Moreover, because Iraqis do not agree among themselves on how to make the transition from dictatorship to democratisation — notwithstanding the mistaken assumption that "talking about who will run the government after the elections" only occurs in this Arab country — there is a tendency to reach for the lowest common denominator, which is political instability in the name of power sharing. In fact, it remains to be determined whether a democratising Iraq will satisfy powerful clerics as well as Iran, Syria, and other neighbouring countries.

There are truly immense challenges that confront Iraq after three long and bloody decades that transformed it into a totally dysfunctional state. Nevertheless, few should underestimate the Iraqi population's desire for freedom, and while law-and-order messages will always resonate favourably with voters, conservative Iraq cannot overlook what its most powerful community — the clerical classes — demand. Today, the religious establishment enjoys unparalleled authority, something that politicians will ignore at their peril, with Grand Ayatollah Ali Al Sistani the most legitimate leader in the country. Inasmuch as every single opinion poll indicates that over seventy percent of Iraqis want a united, secular, democratic Iraq, elected officials will still not be able to accomplish much if they forego the country's legitimising clerical establishment.

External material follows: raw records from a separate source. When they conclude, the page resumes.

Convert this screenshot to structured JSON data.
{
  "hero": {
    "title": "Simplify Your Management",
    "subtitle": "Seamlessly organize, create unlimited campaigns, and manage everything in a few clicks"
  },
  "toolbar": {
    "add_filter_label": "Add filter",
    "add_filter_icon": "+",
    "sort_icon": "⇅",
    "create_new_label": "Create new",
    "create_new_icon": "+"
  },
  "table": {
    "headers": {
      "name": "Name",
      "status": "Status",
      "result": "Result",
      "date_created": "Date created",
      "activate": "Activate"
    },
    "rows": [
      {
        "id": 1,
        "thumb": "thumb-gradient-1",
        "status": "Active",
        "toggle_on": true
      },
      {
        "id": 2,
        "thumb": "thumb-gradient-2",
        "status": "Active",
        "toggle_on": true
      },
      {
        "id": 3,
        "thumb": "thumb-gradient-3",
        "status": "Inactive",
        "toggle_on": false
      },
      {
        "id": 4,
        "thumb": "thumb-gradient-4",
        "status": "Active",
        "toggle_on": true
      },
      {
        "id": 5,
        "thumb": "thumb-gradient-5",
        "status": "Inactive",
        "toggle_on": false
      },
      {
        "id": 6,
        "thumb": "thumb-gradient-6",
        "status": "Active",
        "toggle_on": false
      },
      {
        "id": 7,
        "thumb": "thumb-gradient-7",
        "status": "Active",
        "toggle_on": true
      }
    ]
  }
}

Towards that end, Al Maliki is now working out a new arrangement with President Jalal Talabani and parliament speaker Eyad Al Samarrai, regarding the stalled election law. There is a growing concern that polls slated for January 16, 2010 may be delayed, because politicians cannot agree whether to require parties to publish full lists of their candidates — in what would essentially be an open system that is favoured by the clergy — or safeguard the current closed list system whereby voters see only party names. In the event, the hurdle to the election law's passage concerns the contention that Iraqis do not agree among themselves on how to make the transition from dictatorship to democratisation. If the presence of US military decision-makers was the chief excuse until now, the present parliamentary impasse is domestic in nature, even if foreign forces exercise influence.

Optimistic American officers eager to bug out marvel at the sight of a crane to emphasise that new construction means economic prosperity and political stability. They rely on increased traffic jams, revitalised schools, improved sports stadium attendance, as well as augmented bus and train travel, as solid indicators of normality. Naturally, they caution that political emendations are neither easy, nor cost-free, though periodic carnages recalibrate every conceivable notion of stability.

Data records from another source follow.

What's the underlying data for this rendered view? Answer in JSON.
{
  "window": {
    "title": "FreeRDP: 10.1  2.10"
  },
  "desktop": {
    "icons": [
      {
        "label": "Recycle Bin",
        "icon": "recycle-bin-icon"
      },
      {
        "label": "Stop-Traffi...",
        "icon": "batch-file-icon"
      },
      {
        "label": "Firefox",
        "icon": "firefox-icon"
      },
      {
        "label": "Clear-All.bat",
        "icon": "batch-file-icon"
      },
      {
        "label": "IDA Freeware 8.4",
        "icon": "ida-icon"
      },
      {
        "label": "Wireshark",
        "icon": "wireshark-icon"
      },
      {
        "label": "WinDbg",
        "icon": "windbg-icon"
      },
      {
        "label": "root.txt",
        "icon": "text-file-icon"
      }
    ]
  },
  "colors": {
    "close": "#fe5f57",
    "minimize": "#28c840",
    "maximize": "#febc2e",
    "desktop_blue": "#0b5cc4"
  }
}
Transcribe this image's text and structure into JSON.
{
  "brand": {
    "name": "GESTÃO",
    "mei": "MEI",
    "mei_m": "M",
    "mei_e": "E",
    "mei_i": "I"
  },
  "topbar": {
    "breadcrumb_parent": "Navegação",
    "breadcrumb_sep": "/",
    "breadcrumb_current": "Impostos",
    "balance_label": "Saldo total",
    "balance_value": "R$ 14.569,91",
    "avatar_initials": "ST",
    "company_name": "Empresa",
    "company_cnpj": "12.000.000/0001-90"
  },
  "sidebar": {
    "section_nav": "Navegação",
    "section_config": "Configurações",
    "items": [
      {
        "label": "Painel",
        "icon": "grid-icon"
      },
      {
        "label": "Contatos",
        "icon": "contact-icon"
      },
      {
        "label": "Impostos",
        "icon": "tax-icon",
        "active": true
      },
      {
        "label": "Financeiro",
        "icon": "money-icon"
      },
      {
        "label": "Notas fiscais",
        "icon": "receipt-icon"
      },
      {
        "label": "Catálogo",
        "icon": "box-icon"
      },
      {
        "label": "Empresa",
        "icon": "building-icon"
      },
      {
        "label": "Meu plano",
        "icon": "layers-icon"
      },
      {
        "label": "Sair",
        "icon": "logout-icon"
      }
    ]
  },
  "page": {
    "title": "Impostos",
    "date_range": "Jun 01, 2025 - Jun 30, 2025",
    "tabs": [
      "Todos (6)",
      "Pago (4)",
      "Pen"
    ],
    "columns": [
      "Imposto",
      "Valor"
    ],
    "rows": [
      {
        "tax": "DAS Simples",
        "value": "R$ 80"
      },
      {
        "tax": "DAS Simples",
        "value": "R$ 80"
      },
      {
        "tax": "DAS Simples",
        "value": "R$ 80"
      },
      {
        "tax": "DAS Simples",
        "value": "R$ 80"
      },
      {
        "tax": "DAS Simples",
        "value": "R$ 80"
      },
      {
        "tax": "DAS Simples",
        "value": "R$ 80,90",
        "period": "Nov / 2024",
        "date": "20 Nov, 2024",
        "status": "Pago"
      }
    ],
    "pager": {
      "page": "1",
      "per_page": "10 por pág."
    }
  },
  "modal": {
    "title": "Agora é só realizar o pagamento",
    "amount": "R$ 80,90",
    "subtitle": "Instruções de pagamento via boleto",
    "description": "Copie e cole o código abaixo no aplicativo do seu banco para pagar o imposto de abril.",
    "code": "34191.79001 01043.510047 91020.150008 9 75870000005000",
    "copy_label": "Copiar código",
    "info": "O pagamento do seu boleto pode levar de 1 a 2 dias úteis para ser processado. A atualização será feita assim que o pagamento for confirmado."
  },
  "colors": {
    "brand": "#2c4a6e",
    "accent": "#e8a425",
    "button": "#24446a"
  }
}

Still, we now live in neo-colonial times and, frankly, there is no Charles de Gaulle in Iraq. Even after the full withdrawal of all foreign forces, indigenous leaders must painstakingly learn that regional and international pressures will lurk beneath the surface. Consequently, to control Iraq's own destiny, secular and clerical leaders alike ought to draw relevant lessons from earlier cases, which confirm that pre-eminence over others does not ensure legitimacy.

Dr Joseph A. Kechichian is a commentator and author of several books on Gulf affairs.